The next slightly less bad option would be permanent Israeli occupation of Gaza, which Gallant warned “will cost us in soldiers’ lives” and divert significant military resources from the West Bank and northern border.

Another potential scenario would be chaos in Gaza — potentially of the kind that led to last month’s aid convoy incident in which dozens were killed. This would lead to significant pressure from the international community and Israel would still have to devote a significant amount of energy to Gaza, Gallant said.

The defense minister argued the least bad option would be having local Palestinians govern the Strip. But because this body won’t be Hamas, it means that “once in a while it will look at what is being said in Ramallah,” he was quoted as saying in the reports, referring to the rival Fatah-dominated Palestinian Authority’s seat of government in the West Bank.

A displaced Palestinian man along with his belongings sits on a donkey cart amid the rubble of houses destroyed by Israeli bombardment in Hamad Town, in Khan Younis in the southern Gaza Strip on March 14, 2024. (AFP)

That stance infuriated Transportation Minister Miri Regev and Justice Minister Yariv Levin, also of Likud, who called it unacceptable and accused Gallant of “promoting the Palestinian Authority,” the Hebrew media reports said.

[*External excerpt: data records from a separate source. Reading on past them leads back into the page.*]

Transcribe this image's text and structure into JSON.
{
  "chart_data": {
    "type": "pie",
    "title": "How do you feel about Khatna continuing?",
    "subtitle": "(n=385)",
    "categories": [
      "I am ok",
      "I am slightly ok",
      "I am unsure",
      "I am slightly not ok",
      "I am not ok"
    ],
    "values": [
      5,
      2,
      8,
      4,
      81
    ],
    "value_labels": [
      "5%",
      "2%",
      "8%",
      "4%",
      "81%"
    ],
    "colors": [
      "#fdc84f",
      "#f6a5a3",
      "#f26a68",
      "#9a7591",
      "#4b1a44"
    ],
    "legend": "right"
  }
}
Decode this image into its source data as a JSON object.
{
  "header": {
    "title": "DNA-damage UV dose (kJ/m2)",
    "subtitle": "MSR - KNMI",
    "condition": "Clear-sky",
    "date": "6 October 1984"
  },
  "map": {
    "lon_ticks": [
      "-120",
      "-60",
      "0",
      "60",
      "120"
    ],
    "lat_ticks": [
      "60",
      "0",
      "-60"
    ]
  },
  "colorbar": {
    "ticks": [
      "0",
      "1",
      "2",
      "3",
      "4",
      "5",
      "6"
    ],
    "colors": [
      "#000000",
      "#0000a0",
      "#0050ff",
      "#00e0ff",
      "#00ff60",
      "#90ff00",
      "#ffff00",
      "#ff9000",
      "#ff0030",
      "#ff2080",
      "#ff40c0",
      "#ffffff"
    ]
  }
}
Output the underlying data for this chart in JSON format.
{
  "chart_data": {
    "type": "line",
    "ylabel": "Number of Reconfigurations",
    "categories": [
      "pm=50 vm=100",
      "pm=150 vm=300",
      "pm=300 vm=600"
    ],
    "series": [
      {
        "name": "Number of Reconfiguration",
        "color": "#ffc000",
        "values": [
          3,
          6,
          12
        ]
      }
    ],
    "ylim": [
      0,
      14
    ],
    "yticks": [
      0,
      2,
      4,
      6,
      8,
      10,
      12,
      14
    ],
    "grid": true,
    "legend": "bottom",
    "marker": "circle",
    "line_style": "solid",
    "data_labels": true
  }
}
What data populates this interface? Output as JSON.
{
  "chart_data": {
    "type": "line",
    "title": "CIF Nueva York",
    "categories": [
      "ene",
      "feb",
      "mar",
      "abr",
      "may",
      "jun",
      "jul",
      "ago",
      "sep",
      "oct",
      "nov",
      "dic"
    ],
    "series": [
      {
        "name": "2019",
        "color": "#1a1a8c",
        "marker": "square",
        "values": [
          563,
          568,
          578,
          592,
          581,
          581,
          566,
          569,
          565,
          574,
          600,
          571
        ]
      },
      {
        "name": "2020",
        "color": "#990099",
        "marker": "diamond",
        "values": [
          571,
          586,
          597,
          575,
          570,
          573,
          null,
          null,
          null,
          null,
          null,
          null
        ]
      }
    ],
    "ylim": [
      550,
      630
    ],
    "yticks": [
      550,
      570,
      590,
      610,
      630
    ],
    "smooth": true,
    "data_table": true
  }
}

Gallant then fired back at the ministers, in comments seen as a swipe at Netanyahu.

“Whoever says we won’t develop an alternative, is choosing one of the three options of non-local rule,” he reportedly said.

“The ones paying the price for the lack of decision-making are IDF soldiers,” Gallant continued. “The most senior officers,” he added, had reported that “forces raid some neighborhood, leave, [and] meanwhile, instead of introducing a local [governing] entity, Hamas re-establishes itself.”

“This is not how we dismantle the organization.”

Incoming transportation minister Miri Regev, right, and incoming Justice Minister Yariv Levin attend a Knesset session on forming the government, on December 29, 2022. (Yonatan Sindel/Flash90)

Security officials have floated the idea of local governance for Gaza since at least January, when it was reported that the heads of both the IDF and Shin Bet favored empowering local clans to administer humanitarian in the embattled Strip. In February, Netanyahu presented the cabinet with a post-war Gaza plan roughly along those lines.

For over five months, Netanyahu has held off holding security cabinet discussions regarding the so-called “day after” the war, fearing this could lead to fractures in his mainly right-wing coalition. Some of his far-right ministers aim to use such meetings to push for the re-establishment of Israeli settlements in Gaza and the permanent Israeli control of the Strip — policies the premier says he opposes and would surely lead to the dissipation of Israel’s remaining support in the West.

Netanyahu has sufficed with saying that he will not allow the Palestinian Authority to return to govern Gaza. He has sometimes qualified this assertion by saying that Israel won’t allow the PA in its current form to return to the Palestinian enclave, indicating that Israel could live with a reformed PA of the kind that the Biden administration has been pushing. Other times, though, Netanyahu has given a more blanket rejection of allowing Gaza to become “Fatahstan” — referring to the political party headed by PA President Mahmoud Abbas.

However, a document of principles he presented to the security cabinet last month did not explicitly name the PA or rule out its participation in the post-war governance of Gaza.

Instead, it says that civil affairs in Gaza will be run by “local officials” who have “administrative experience” and who are not tied to “countries or entities that support terrorism.”

Analysts have cast serious doubt on Netanyahu’s goal to anoint unaffiliated Palestinian clan leaders, noting the likelihood that any Palestinian community leaders seen openly and unilaterally cooperating with Israel will quickly be delegitimized and possibly find their lives at risk. They say a similar effort was advanced by the United States after it invaded Iraq two decades ago only to backfire.